The latter stages in the preparation of the manuscript were greatly helped by a Fellowship from the Foundations Fund for Research in Psychiatry, which I gratefully acknowledge.
The book owes a great deal to many sources which are, for the most part, little discussed in the text itself – psychoanalysis, particularly the work of Fairbairn, Melanie Klein, Bion, Winni-cott, Rycroft, Erikson, Marion Milner; analytical psychology; and American research in communication, person perception, and family process.

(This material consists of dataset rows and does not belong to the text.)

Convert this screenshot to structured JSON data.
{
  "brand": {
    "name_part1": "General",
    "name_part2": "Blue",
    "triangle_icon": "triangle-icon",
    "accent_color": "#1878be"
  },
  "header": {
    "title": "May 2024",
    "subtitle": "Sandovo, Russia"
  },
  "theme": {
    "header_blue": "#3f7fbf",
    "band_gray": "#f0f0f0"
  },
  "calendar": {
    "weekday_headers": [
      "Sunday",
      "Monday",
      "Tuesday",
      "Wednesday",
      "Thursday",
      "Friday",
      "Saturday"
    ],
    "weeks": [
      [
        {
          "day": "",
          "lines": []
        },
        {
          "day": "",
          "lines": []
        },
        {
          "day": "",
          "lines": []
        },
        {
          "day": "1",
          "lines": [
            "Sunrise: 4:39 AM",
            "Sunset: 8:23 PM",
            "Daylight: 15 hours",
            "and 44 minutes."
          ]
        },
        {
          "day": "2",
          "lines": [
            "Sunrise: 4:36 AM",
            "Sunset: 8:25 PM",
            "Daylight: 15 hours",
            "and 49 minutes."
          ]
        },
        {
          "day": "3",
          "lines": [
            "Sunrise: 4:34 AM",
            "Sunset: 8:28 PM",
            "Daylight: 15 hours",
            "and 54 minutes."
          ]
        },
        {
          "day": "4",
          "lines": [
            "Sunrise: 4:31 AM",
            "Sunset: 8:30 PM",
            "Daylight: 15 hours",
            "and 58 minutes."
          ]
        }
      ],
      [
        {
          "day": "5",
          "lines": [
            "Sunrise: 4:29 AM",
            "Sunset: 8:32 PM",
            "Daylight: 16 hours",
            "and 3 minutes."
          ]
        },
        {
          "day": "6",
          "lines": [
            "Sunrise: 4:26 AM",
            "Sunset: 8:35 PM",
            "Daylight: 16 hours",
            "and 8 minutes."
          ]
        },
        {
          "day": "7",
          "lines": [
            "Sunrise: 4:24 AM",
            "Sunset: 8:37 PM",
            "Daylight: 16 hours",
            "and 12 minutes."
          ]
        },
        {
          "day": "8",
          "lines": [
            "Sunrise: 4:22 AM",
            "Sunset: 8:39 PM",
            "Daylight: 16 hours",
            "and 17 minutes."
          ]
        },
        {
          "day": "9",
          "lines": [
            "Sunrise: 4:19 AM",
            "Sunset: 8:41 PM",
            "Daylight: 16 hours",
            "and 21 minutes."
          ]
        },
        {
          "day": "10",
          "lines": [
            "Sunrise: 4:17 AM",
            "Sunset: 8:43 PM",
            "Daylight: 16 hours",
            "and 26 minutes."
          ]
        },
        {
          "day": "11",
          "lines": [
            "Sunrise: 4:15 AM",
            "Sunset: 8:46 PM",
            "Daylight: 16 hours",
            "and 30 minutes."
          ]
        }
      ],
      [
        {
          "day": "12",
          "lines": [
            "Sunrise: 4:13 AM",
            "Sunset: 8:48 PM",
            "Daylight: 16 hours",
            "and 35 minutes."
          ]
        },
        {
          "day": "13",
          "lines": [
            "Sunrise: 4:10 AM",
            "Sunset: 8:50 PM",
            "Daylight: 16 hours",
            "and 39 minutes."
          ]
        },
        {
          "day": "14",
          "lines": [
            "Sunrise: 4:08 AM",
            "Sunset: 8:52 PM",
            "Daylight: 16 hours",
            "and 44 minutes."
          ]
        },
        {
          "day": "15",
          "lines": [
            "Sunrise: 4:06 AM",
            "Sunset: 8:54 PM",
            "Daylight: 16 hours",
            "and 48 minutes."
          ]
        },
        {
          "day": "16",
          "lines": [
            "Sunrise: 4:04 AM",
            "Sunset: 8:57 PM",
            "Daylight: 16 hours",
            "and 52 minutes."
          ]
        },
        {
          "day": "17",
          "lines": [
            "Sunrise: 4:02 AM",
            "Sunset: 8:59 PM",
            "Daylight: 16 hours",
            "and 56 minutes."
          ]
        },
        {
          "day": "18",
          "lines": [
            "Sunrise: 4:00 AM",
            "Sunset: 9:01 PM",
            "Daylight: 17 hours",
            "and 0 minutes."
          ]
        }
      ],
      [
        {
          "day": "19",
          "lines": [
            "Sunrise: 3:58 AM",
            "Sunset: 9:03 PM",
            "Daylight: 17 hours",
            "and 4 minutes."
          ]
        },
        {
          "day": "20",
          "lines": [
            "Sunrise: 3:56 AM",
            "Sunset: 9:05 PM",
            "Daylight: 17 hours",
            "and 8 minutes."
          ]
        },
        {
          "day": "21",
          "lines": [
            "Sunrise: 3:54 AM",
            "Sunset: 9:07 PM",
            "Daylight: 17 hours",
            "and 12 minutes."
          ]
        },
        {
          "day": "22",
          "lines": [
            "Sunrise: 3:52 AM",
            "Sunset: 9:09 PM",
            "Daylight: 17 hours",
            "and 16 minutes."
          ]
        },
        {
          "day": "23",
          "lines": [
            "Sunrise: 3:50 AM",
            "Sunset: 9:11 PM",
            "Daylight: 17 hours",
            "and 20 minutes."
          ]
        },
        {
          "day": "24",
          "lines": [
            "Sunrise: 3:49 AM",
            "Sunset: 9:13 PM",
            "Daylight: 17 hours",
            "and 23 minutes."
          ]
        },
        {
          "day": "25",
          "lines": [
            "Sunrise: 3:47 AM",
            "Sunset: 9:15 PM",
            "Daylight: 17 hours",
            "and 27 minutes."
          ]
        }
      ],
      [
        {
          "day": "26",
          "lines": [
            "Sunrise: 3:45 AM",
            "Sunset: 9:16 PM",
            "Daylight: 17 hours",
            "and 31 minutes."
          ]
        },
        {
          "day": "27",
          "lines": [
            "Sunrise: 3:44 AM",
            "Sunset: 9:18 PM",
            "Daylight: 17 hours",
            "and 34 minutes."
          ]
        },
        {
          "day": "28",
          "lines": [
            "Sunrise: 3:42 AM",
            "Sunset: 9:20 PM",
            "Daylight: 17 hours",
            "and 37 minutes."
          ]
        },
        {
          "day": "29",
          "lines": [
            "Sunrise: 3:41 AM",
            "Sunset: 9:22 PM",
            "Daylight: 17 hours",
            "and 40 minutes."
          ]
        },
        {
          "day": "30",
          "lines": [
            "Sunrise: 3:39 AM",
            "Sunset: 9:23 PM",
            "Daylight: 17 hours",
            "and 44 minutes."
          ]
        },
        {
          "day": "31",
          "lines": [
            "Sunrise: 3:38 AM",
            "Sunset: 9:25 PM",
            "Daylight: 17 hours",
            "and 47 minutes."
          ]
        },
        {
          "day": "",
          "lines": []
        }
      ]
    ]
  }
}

Over the past two years much of this book has been discussed by colleagues and friends. I should like to thank in particular Dr Karl Abenheimer, Mr J. A. Ambrose, Dr John Bowlby, Dr David Cooper, Dr A. Esterson, Dr Marie Jahoda, Dr P. E. S. Lomas, Dr E. P. Michell, Mrs Marion Milner, Professor J. Romano, Dr Charles Rycroft, Dr Dennis Scott, Dr Paul Senft, Dr J. D. Sutherland, Dr D. W.Winnicott; also my research colleagues, Dr A. Russell Lee and Mr Herbert Phillipson. Dr Lee is completing a monograph on ‘Schizophrenia and the Family Nexus’.